Forward Looking Monte Carlo Simulations: The information presented herein is intended for illustrative purposes only. Performance and cash flow information are forecasted utilizing a Monte Carlo Simulation which incorporates forward looking market parameters calibrated using an industry level historical dataset. The performance information does not represent the actual experience of any investor or Fund. The results of the simulation are impacted by the composition of the historical dataset, which may include an uneven representation of funds with different vintage years, sizes, managers, and strategies, and a limited pool of investment cash flow data. The actual pace and timing of cash flows is likely to be different and will be highly dependent on the underlying partnerships’ commitment pace, the types of investments made by the Fund(s), market conditions, and terms of any relevant management agreements. The results presented are hypothetical and based entirely on the output from numerous mathematical simulations. The simulations are unconstrained by the fund size, market opportunity, and minimum commitment amount, and do not take into account the practical aspects of raising and managing a fund. The simulated hypothetical portfolio results should be used solely as a guide and should not be relied upon to manage your investments or make investment decisions.

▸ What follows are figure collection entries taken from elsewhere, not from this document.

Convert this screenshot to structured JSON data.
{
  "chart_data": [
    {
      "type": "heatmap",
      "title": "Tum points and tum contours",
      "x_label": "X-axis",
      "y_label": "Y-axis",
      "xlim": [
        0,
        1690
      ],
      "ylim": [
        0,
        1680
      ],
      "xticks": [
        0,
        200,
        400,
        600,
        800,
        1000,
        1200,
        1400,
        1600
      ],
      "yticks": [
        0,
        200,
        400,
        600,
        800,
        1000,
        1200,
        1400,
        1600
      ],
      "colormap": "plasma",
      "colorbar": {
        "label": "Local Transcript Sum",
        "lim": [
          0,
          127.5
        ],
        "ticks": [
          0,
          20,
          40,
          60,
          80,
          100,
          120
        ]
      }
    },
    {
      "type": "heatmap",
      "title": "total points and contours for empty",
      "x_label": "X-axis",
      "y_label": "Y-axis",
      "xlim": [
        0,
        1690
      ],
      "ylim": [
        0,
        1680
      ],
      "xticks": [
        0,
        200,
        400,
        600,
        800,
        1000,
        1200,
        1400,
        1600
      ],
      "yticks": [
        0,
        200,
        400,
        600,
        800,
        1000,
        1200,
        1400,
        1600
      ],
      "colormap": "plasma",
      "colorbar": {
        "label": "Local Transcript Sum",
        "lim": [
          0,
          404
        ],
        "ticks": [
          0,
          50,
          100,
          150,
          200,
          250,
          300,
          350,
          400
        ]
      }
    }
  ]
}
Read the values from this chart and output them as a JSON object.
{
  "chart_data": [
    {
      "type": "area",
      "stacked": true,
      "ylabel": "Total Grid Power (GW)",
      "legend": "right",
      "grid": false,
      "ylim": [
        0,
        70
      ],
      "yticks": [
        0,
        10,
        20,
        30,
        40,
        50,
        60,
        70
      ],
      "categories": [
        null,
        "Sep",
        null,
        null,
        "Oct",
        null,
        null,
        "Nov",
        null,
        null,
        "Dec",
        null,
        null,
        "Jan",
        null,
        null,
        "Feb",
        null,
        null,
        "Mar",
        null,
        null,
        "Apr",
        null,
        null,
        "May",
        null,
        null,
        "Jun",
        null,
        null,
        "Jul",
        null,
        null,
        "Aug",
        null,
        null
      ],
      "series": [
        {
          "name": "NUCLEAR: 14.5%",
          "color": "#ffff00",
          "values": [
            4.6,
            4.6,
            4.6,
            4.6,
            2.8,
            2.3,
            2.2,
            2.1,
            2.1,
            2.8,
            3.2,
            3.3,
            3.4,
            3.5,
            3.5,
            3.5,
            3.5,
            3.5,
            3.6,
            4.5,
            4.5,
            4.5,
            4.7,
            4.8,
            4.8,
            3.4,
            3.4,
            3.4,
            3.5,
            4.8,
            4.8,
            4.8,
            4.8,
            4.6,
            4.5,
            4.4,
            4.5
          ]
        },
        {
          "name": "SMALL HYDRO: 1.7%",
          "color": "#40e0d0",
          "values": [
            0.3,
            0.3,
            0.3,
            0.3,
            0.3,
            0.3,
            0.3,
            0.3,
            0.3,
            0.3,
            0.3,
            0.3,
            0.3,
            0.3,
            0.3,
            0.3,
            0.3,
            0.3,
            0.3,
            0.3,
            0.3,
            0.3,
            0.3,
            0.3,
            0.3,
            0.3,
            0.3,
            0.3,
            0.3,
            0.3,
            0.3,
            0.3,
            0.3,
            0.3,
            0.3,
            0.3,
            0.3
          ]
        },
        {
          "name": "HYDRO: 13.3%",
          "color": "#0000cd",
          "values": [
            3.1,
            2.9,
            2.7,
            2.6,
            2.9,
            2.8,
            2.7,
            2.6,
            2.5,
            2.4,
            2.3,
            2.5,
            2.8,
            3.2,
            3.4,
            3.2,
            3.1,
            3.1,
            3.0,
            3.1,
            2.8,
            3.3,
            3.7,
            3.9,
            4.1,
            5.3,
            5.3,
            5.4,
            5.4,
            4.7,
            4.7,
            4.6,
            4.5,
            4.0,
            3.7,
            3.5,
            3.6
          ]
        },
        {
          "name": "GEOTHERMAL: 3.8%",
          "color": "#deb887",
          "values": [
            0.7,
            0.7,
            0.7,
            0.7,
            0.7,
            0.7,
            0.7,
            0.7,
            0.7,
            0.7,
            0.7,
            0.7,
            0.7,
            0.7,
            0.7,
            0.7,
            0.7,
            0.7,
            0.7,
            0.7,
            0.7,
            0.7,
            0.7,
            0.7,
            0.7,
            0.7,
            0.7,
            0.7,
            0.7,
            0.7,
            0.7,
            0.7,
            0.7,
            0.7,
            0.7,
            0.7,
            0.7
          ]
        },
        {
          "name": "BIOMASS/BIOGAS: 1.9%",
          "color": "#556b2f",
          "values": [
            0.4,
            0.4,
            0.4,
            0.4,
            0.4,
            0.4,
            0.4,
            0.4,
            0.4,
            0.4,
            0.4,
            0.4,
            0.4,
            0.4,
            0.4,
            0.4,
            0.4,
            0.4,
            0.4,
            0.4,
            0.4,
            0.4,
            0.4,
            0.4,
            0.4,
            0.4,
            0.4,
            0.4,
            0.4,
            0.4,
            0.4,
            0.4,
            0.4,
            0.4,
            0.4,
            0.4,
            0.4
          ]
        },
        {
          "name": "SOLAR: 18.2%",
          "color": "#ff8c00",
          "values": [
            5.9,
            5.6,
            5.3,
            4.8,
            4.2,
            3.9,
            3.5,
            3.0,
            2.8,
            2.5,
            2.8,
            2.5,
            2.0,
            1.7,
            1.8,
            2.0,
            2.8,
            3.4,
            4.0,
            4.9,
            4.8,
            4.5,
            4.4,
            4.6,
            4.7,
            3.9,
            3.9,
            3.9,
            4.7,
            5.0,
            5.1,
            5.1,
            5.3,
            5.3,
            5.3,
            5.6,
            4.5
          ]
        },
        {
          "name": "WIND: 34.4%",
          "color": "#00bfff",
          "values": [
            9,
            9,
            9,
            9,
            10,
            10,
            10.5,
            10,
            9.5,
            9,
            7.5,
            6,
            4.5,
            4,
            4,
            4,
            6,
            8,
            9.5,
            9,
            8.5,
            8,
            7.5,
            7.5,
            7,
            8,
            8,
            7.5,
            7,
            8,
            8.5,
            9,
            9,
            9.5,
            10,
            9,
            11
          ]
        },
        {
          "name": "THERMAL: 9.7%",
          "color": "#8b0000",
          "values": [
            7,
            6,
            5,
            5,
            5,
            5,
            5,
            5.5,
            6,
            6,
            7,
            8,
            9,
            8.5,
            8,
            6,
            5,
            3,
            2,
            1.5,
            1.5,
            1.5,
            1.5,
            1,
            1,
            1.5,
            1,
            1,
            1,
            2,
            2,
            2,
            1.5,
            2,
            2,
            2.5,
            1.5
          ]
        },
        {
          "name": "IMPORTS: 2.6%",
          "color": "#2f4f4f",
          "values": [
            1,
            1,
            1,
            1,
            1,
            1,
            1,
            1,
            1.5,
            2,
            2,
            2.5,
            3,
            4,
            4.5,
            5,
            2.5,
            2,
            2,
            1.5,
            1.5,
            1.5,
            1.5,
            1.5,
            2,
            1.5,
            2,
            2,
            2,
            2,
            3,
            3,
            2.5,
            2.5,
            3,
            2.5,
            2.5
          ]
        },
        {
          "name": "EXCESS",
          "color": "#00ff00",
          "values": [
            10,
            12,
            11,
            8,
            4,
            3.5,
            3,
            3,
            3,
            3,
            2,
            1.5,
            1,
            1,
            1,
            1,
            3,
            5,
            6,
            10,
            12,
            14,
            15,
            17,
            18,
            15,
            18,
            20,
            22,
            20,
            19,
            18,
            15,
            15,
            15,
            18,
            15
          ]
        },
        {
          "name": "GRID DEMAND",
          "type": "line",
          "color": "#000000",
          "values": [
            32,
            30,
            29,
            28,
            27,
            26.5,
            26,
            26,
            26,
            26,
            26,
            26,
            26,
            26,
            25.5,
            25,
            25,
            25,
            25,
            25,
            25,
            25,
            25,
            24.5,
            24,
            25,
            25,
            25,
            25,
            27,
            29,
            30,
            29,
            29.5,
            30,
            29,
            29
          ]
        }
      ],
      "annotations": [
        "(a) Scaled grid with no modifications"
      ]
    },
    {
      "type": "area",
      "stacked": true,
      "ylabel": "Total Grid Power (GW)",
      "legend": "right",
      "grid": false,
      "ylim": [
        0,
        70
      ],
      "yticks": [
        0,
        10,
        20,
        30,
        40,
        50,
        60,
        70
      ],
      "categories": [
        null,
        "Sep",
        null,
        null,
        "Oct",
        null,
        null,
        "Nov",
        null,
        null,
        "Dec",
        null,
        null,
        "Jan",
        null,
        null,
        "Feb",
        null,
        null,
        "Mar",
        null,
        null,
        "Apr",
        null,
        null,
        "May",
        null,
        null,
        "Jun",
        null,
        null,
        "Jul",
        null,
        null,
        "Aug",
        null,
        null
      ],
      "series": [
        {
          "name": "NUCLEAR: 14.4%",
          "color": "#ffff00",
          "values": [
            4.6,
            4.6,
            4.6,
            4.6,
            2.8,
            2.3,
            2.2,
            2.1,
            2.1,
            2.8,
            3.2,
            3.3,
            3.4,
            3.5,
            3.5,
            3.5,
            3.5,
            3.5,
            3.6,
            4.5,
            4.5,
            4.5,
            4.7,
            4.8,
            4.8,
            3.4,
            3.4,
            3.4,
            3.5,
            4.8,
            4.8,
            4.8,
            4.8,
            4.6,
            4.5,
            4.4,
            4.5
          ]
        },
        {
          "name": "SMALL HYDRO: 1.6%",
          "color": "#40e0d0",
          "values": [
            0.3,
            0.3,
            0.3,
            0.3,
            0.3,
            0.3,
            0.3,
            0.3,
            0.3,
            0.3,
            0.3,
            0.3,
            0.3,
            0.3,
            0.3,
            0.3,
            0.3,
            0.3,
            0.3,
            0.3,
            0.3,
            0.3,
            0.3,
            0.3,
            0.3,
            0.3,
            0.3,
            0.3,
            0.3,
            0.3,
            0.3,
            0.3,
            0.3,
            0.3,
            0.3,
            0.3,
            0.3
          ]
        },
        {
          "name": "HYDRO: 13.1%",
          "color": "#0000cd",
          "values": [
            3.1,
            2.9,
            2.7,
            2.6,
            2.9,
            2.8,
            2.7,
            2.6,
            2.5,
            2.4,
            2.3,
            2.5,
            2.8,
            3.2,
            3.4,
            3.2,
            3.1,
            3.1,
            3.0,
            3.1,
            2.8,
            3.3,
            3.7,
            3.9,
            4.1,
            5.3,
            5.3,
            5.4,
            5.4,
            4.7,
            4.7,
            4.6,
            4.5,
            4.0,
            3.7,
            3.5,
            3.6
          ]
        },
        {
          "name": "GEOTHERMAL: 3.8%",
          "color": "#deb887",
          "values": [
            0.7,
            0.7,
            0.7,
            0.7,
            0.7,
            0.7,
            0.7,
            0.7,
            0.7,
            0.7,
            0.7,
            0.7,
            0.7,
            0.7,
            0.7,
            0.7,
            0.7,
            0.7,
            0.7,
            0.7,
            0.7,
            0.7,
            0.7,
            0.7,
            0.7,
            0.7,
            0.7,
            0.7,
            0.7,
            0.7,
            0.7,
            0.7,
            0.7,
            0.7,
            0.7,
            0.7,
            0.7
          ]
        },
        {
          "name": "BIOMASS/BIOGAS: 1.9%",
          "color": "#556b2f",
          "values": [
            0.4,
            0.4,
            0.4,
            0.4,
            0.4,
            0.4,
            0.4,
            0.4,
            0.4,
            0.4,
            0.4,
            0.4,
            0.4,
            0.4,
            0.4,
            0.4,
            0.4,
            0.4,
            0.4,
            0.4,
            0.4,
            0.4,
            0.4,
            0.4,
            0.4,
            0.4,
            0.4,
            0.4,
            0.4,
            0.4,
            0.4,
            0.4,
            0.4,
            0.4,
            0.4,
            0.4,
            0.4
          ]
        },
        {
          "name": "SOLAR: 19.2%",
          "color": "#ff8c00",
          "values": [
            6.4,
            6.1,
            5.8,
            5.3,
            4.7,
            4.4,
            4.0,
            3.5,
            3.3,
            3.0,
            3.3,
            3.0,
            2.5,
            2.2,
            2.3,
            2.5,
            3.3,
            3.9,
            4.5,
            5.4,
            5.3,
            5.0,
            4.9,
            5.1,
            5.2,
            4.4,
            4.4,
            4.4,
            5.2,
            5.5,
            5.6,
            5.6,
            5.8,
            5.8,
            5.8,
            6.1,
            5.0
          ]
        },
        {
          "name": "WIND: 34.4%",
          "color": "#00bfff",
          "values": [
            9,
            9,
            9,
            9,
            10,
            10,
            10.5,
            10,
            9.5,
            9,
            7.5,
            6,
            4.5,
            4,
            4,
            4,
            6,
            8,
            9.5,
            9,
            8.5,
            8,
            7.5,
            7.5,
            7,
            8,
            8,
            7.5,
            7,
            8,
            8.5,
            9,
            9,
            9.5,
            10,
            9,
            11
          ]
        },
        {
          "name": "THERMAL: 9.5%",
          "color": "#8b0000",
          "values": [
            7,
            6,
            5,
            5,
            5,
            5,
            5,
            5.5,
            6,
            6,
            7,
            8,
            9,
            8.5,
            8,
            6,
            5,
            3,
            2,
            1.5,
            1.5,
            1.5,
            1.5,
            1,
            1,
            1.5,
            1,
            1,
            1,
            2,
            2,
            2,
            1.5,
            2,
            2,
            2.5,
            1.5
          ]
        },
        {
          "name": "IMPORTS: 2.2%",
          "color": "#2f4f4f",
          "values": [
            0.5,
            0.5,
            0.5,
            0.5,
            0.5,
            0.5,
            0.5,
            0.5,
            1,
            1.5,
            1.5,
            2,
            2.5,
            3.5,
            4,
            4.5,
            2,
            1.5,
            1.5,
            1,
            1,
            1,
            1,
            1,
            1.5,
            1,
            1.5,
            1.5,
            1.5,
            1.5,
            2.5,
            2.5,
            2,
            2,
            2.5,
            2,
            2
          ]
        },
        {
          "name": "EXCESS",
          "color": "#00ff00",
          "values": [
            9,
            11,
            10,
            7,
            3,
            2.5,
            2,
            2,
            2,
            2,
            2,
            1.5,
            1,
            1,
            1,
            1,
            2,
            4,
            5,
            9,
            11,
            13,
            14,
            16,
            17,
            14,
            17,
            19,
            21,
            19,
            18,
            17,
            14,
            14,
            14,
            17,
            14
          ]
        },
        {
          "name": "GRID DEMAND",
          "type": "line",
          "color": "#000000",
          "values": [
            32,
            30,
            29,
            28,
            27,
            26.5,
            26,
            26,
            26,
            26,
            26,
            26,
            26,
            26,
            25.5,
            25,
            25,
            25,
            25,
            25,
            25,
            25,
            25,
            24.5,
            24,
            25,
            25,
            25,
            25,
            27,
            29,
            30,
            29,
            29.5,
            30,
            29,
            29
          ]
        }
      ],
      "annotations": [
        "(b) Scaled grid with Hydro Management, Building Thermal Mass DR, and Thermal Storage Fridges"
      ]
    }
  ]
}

Simulated Management Fee and Carry: (if shown) The simulated performance presented herein is hypothetical and does not reflect any actual fees or expenses experienced by a client or investor. Instead, the simulated performance utilizes model management fees and carry that are assumed for modeling purposes only and applied as described below. No actual client or investor attained the performance presented here. Management fees are calculated either based on committed or invested capital and applied to portfolio’s gross capital calls according to a specified fee rate and a fee term. Carry is accrued based on a specified carry rate and applied to a portfolio’s total value after the applicable carry hurdle rate is met. Accrued carry is applied to gross NAV. Carry starts being distributed (paid out of distributions) once committed capital has been returned to investors.